In one of his first significant moves since taking office Jan. 20, Pennsylvania’s Democratic Gov. Tom Wolf signed an executive order on Thursday reinstating a moratorium on oil and gas leases in state-owned parks and forests, drawing widespread praise from the state’s environmental groups.

Wolf, who indicated during his campaign that he was not in favor of Marcellus Shale development on public lands, signed the order during a ceremony at Benjamin Rush State Park in Philadelphia. His move reversed an executive order issued by his predecessor, Republican Gov. Tom Corbett, who had sought to raise $95 million to help plug a widening state budget gap (see Shale Daily, May 23, 2014).

In recent weeks, Corbett administration officials had told NGI’s Shale Daily that if Wolf reversed Corbett’s order, state government would have to find a new way to generate the $95 million in projected revenue from the leases at a time when Pennsylvania’s budget deficit is nearly $2 billion (see Shale Daily, Jan. 16).

While critics of the reinstatement called it a purely “political move,” environmental groups who had resisted Corbett’s order hailed it.

“We are pleased to see Gov. Wolf move quickly to protect our state parks and forests from natural gas drilling,” said PennFuture’s acting President John Norbeck, who added that state-owned land is held in the public trust and protected by Pennsylvania’s constitution.

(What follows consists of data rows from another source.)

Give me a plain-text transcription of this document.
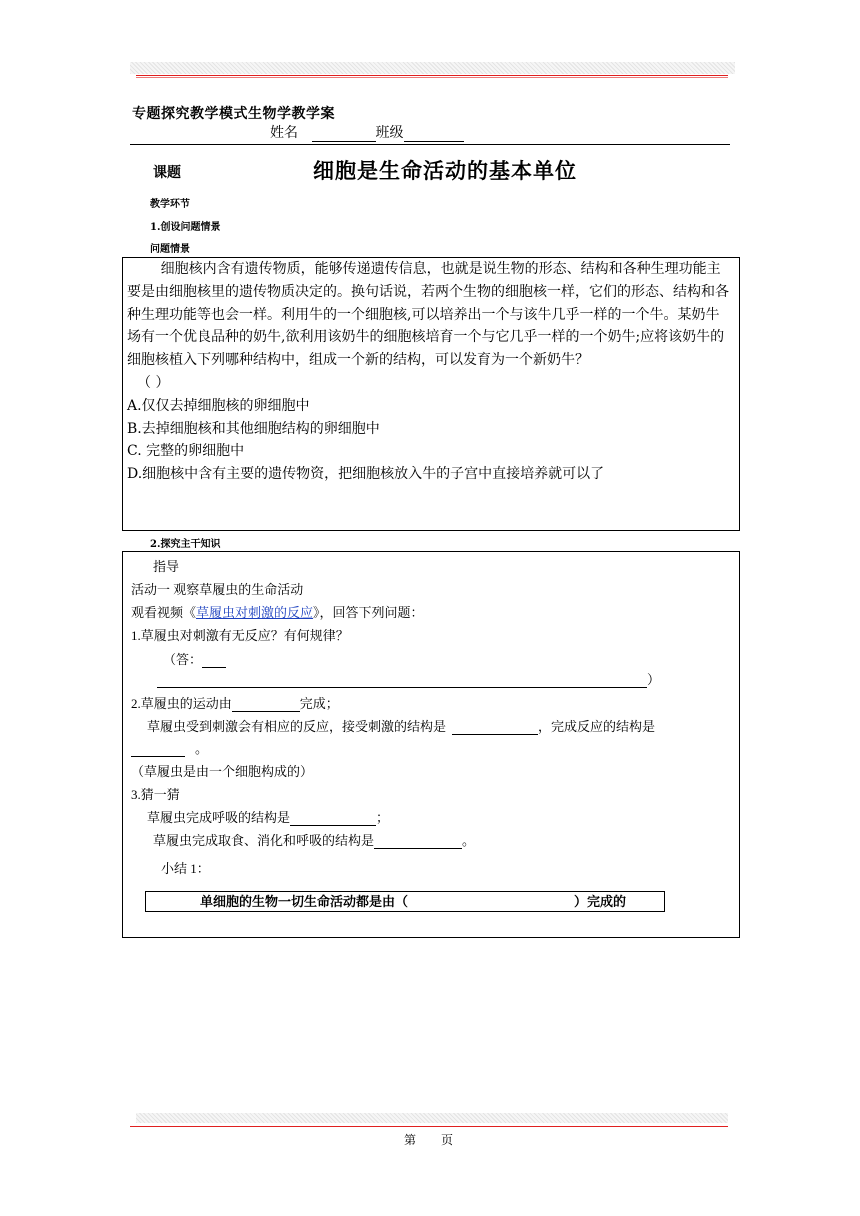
专题探究教学模式生物学教学案
姓名	班级
课题	细胞是生命活动的基本单位
教学环节
1.创设问题情景
问题情景

细胞核内含有遗传物质，能够传递遗传信息，也就是说生物的形态、结构和各种生理功能主要是由细胞核里的遗传物质决定的。换句话说，若两个生物的细胞核一样，它们的形态、结构和各种生理功能等也会一样。利用牛的一个细胞核,可以培养出一个与该牛几乎一样的一个牛。某奶牛场有一个优良品种的奶牛,欲利用该奶牛的细胞核培育一个与它几乎一样的一个奶牛;应将该奶牛的细胞核植入下列哪种结构中，组成一个新的结构，可以发育为一个新奶牛？

（ ）

A.仅仅去掉细胞核的卵细胞中

B.去掉细胞核和其他细胞结构的卵细胞中

C. 完整的卵细胞中

D.细胞核中含有主要的遗传物资，把细胞核放入牛的子宫中直接培养就可以了

2.探究主干知识
指导
活动一 观察草履虫的生命活动
观看视频《草履虫对刺激的反应》，回答下列问题：
1.草履虫对刺激有无反应？有何规律？
（答：
）
2.草履虫的运动由	完成；
草履虫受到刺激会有相应的反应，接受刺激的结构是	，完成反应的结构是
。
（草履虫是由一个细胞构成的）
3.猜一猜
草履虫完成呼吸的结构是	；
草履虫完成取食、消化和呼吸的结构是	。
小结 1：
单细胞的生物一切生命活动都是由（	）完成的
第 页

Pennsylvania Environmental Council President Davitt Woodwell said reversal of Corbett’s order was to be a top priority for his organization this year and commended Wolf for “reasserting a key safeguard for our public lands so early in his administration.”

A moratorium on state leasing was first enacted by former Democratic Gov. Ed Rendell in 2010 (see Shale Daily, Oct. 27, 2010). When Corbett lifted the ban in May, it would have continued to bar new leases for surface operations and allowed operators sub-surface leases to access state-owned mineral rights from adjoining private land.

Wolf’s move comes at a time when many Appalachian operators plan to reduce their spending on land acquisitions in response to falling commodity prices.

“Our hopes are certainly high to work constructively with Gov. Wolf. Unfortunately, this action — made without any industry input — to ban the safe and tightly-regulated development of natural gas from beneath taxpayer-owned lands flies in the face of common sense,” said Marcellus Shale Coalition President David Spigelmyer. “Non-surface taxpayer-owned energy development — through utilizing advanced horizontal drilling technologies that ensure no surface impacts — is not only an enormous current and potential source of revenue for the Commonwealth at a time when revenues are sorely needed, but expanded natural gas production and use is enhancing air quality and boosting our region’s economy.”

Although a similar debate has unfolded in Ohio about drilling on state-owned land, West Virginia has recently started to open waterways and wildlife management areas to lease bids that are fetching offers upwards of $5,000/acre (see Shale Daily, Oct. 30, 2014; Oct. 3, 2014).

Pennsylvania has conducted just three lease sales since 2008, when development in the Marcellus Shale began in earnest. But since 1947, horizontal and vertical wells on state-owned land have generated more than $736 million in revenue, according to the Pennsylvania Department of Conservation and Natural Resources (see Shale Daily, April 16, 2014).